Which scvi-tools releases support modelling with extra covariates?

Dear scVI-developers and community,

I stumbled over the following github issue:

As I myself am very interested in modelling with extra categorical and continuous covariates that can be passed to setup_anndata, I am wondering since which release is the correction of the latent space actually implemented (and not just passing of covariates to the anndata_setup that won’t be further used). I understand it should be the case for the latest release, but what about older releases (e. g. 0.8, etc.)?

Is is this different for categorical and continuous covariates?

Thanks for providing this great tool and continuously improving it.

1 Like

This was implemented in v0.9.0. See release notes here. Before v0.9.0, only the batch_key parameter worked.

Dear Adam,

thanks a lot, this is what I was looking for.

Hi,

now I changed to the latest version of scvi to make use of extra covariates. However, I noticed that lots of the user interface changed and I encountered a strange thing while training my models.

I have rather a large dataset of > 100k cells, which I previously trained with:
model.train(n_epochs = 5, n_iter_kl_warmup=1600, n_epochs_kl_warmup=None, frequency=1)

This converged very quickly in v0.8.1.
Now I am training a similar set of cells in v0.13.0 with:

model.train(max_epochs = 5, early_stopping = True, check_val_every_n_epoch = 1)

However, this doesn’t converge as quickly, in fact even after 50 epochs I didn’t reach convergence although the model is learning. This was also independet of covariate usage etc.

Am I missing something?

can you please post full code for both versions? We’d like to know which model you are using.

Furthermore, how are you measuring convergence?

Dear Adam,
This is the relevant code for both versions, but I left out the data loading part. The dataset size is ~550k cells. Please also see the elbo plots. In this regard, I may have used the term convergence not in a very technical sense. I was just referring to “no substantial further loss reduction per epoch”. Clearly, the model parameters are different, as some of the keywords from the old version are not available in the latest version. Please let me know whether you need any further information regarding versions of any side-packages.

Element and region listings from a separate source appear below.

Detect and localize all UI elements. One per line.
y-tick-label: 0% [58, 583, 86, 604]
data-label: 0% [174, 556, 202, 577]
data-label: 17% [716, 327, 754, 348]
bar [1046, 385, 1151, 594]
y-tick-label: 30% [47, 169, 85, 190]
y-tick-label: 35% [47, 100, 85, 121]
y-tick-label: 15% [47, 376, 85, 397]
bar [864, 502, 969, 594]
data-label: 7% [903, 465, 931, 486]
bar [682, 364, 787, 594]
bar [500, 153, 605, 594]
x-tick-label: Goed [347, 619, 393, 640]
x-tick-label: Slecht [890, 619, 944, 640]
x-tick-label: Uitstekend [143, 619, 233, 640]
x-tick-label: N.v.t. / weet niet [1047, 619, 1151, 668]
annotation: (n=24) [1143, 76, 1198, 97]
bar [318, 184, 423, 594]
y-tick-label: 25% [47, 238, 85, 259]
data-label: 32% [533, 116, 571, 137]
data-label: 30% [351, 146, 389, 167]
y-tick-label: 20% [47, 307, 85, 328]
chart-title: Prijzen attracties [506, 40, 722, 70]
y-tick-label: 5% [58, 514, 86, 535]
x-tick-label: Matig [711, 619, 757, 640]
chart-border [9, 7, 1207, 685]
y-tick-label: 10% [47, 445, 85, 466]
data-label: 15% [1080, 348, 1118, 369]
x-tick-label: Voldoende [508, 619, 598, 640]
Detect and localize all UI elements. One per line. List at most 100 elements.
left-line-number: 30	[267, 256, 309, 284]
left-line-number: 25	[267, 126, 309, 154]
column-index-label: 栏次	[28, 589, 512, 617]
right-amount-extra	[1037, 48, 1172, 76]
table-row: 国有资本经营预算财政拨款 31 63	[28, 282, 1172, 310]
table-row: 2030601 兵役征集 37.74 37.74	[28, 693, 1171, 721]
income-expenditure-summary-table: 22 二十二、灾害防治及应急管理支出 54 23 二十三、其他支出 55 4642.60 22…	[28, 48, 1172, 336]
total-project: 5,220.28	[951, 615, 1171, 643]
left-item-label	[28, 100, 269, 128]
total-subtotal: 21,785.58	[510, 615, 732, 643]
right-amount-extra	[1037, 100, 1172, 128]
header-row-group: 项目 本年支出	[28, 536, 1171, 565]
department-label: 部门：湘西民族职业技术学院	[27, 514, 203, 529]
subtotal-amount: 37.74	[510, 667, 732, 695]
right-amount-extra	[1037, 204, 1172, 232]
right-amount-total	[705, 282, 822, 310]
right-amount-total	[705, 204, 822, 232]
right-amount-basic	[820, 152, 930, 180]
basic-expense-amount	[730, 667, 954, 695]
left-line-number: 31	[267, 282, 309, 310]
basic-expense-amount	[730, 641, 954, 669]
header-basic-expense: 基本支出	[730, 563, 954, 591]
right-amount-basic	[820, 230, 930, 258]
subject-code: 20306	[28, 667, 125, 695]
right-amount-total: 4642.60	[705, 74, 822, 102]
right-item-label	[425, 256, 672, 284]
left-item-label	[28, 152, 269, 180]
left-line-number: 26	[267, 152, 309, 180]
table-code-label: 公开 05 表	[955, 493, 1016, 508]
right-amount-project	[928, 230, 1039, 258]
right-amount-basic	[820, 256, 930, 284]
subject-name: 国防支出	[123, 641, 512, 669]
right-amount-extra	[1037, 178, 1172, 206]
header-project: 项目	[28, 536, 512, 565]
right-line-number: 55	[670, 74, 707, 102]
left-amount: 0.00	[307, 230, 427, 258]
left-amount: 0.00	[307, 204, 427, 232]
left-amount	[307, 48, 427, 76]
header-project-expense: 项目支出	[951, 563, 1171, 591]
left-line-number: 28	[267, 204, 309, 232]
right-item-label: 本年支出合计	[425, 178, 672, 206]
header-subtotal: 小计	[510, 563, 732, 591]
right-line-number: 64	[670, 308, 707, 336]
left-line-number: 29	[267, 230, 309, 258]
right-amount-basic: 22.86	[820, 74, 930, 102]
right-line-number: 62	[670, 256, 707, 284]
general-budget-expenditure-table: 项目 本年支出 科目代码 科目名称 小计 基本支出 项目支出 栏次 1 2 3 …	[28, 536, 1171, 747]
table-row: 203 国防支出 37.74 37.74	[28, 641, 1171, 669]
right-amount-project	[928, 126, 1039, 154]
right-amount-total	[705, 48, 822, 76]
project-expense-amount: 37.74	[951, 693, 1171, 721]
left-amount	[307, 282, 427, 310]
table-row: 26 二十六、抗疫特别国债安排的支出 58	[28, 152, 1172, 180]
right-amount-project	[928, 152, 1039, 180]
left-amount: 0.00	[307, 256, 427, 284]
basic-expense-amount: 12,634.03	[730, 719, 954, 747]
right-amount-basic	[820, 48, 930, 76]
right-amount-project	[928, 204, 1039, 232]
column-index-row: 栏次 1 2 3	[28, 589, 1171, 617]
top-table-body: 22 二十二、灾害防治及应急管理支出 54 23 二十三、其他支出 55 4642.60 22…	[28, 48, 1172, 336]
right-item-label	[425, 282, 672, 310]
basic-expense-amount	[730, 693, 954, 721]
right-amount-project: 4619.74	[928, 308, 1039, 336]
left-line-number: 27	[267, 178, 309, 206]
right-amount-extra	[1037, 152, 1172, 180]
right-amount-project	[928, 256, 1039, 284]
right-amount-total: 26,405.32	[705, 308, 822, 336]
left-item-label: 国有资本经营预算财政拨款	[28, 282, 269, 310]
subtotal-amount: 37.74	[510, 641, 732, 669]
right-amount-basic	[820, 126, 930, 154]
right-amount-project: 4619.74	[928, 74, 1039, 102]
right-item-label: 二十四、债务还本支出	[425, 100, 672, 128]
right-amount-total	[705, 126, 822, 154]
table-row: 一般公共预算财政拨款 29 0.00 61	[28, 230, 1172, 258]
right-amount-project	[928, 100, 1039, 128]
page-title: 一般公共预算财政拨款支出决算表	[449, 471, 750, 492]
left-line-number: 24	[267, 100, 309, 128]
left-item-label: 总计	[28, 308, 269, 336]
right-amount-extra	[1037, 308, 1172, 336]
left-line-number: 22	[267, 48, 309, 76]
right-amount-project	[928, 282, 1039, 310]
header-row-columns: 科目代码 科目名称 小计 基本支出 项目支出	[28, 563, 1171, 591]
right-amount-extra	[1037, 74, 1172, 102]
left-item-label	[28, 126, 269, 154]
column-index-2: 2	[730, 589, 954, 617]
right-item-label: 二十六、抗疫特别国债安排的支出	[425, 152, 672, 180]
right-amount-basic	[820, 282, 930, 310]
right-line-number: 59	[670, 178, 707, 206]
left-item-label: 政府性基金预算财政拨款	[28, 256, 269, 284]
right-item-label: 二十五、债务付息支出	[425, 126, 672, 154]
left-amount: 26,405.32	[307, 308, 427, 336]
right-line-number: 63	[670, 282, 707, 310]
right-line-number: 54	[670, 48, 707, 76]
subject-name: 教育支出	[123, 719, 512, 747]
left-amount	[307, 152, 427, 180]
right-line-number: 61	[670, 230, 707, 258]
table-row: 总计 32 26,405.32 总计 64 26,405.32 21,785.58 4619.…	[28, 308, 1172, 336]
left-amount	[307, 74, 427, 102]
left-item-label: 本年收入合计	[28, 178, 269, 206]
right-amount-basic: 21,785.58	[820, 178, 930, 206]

I have to say the resulting umap plots (not part of the code here) are very comparable in quality which is easy to judge as the dataset is only pbmc which have a well known composition.

v0.13.0

#normalize data
sc.pp.normalize_total(adata, target_sum=1e4, exclude_highly_expressed = True)
sc.pp.log1p(adata)
adata.raw = adata

#find HVGs
sc.pp.highly_variable_genes(adata, n_top_genes=2000, subset=True, flavor="cell_ranger", batch_key="orig.ident")

#setup anndata
scvi.data.setup_anndata(adata, batch_key="orig.ident", layer= 'counts')

#train model
model = scvi.model.SCVI(adata)
model.train(max_epochs = 500, early_stopping = True)

#plot training history
train_elbo = model.history['elbo_train'][1:]
test_elbo = model.history['elbo_validation']
ax = train_elbo.plot()
test_elbo.plot(ax=ax)

image

v0.8.1:

#normalize data
sc.pp.normalize_total(adata, target_sum=1e4, exclude_highly_expressed = True)
sc.pp.log1p(adata)
adata.raw = adata

#find HVGs
sc.pp.highly_variable_genes(adata, n_top_genes=2000, subset=True, flavor="cell_ranger", batch_key="orig.ident")

#setup anndata
scvi.data.setup_anndata(adata, batch_key="orig.ident" , layer= 'counts')

#train model
model = scvi.model.SCVI(adata)
model.train(n_epochs = 3, n_iter_kl_warmup=1600, n_epochs_kl_warmup=None, frequency=1)

#plot training history
train_test_results = pd.DataFrame(model.trainer.history).rename(columns={'elbo_train_set':'Train', 'elbo_test_set':'Test'})
print(train_test_results)
ax = train_test_results.plot()
ax.set_xlabel("Epoch")
ax.set_ylabel("Error")
plt.show()

image

A few things:

  1. Could you provide the actual history dataframe values? The scale of these plots is quite different.
  2. The way you run the latest version is not the same as before. You need to add plan_kwargs=dict(n_steps_kl_warmup=1200, n_epochs_kl_warmup=None)

I think the main problem was with the different scales. Sorry for bothering and thanks.